Florida’s administration including the Attorney General, the Governor, the House, and the Senate showed up in force to fight these two cases. The Supreme Court’s decisions will define the constitutional role of marijuana in the state and the ability of the state to regulate the industry. These cases point out the complexity of citizen-initiated ballot measures to amend state constitutions, especially with topics like marijuana that pose safety and health risks to citizens.

The united front displayed by Florida’s administration suggests that the state is trying to get control of the marijuana issue. Marijuana has been a loose cannon in Florida with allegations of favoritism in the distribution of licenses and the subsequent sale of these licenses at astronomical prices. The Supreme Court’s decision on these two cases will help the industry understand the path forward for future growth including the legalization of adult-use marijuana.

Make it Legal Florida Adult Use Ballot Initiative

The State’s Attorney General and the State Senate asked that the Supreme Court to stop the Adult-Use of Marijuana ballot petition that was filed by Make It Legal Florida using two separate arguments.

First, the Attorney General petitioned the court to provide an advisory opinion that it Make it Legal Florida’s initiative failed the technical requirements for it to move forward. The main argument is that the 75-word summary of the ballot initiative will mislead voters into believing that the use or purchase of marijuana would be legal, when in fact, it is still illegal under federal law.

The State Senate piled on by filing a Motion to Dismiss claiming that the ballot initiative failed the signature threshold requirements. In the Motion, it was noted that Make It Legal announced on January 13, 2020 that the initiative would be placed on a ballot in 2022, which creates uncertainty as to whether the petition meets the signature certification requirements. This technical argument is loaded with issues that will impact future ballot initiatives.

Florida Department of Health, Etc., et. al. v. Florigrown, LLC, et. al.

In the Florigrown case, the Governor, the State House, and Florigrown asked the Supreme Court to address whether the state’s regulations are constitutional. The answer will depend on how the court interprets the use of the word “or” versus the word “and “ in certain medical marijuana regulations. The attorney representing the Governor’s office, Joe Jacquot, indicated during the oral arguments that the state would like the court’s decision in order to prevent future litigation around this issue. The state’s confidence on this issue makes it appear that they expect a favorable answer.

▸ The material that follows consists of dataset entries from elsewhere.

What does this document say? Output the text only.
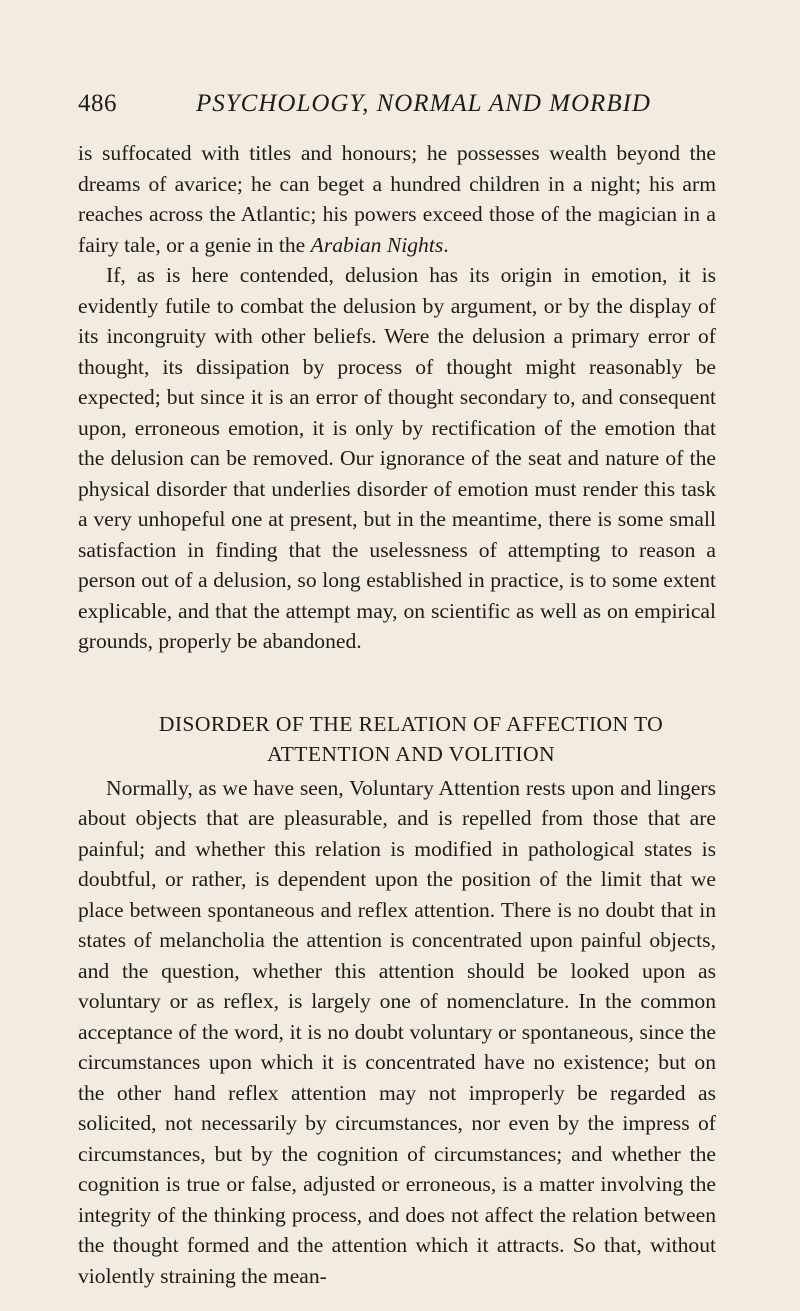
486	PSYCHOLOGY, NORMAL AND MORBID

is suffocated with titles and honours; he possesses wealth beyond the dreams of avarice; he can beget a hundred children in a night; his arm reaches across the Atlantic; his powers exceed those of the magician in a fairy tale, or a genie in the Arabian Nights.

If, as is here contended, delusion has its origin in emotion, it is evidently futile to combat the delusion by argument, or by the display of its incongruity with other beliefs. Were the delusion a primary error of thought, its dissipation by process of thought might reasonably be expected; but since it is an error of thought secondary to, and consequent upon, erroneous emotion, it is only by rectification of the emotion that the delusion can be removed. Our ignorance of the seat and nature of the physical disorder that underlies disorder of emotion must render this task a very unhopeful one at present, but in the meantime, there is some small satisfaction in finding that the uselessness of attempting to reason a person out of a delusion, so long established in practice, is to some extent explicable, and that the attempt may, on scientific as well as on empirical grounds, properly be abandoned.

DISORDER OF THE RELATION OF AFFECTION TO

ATTENTION AND VOLITION

Normally, as we have seen, Voluntary Attention rests upon and lingers about objects that are pleasurable, and is repelled from those that are painful; and whether this relation is modified in pathological states is doubtful, or rather, is dependent upon the position of the limit that we place between spontaneous and reflex attention. There is no doubt that in states of melancholia the attention is concentrated upon painful objects, and the question, whether this attention should be looked upon as voluntary or as reflex, is largely one of nomenclature. In the common acceptance of the word, it is no doubt voluntary or spontaneous, since the circumstances upon which it is concentrated have no existence; but on the other hand reflex attention may not improperly be regarded as solicited, not necessarily by circumstances, nor even by the impress of circumstances, but by the cognition of circumstances; and whether the cognition is true or false, adjusted or erroneous, is a matter involving the integrity of the thinking process, and does not affect the relation between the thought formed and the attention which it attracts. So that, without violently straining the mean-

Marijuana litigation related to legalization and license allocations has become the norm. The question is whether state and local governments will soon succumb to litigation fatigue and focus on more pressing matters than legalizing the industry. At some point, litigation costs become more costly than the economic benefit that the industry provides. The industry should start self-policing when and where it is appropriate to challenge these regulatory decisions.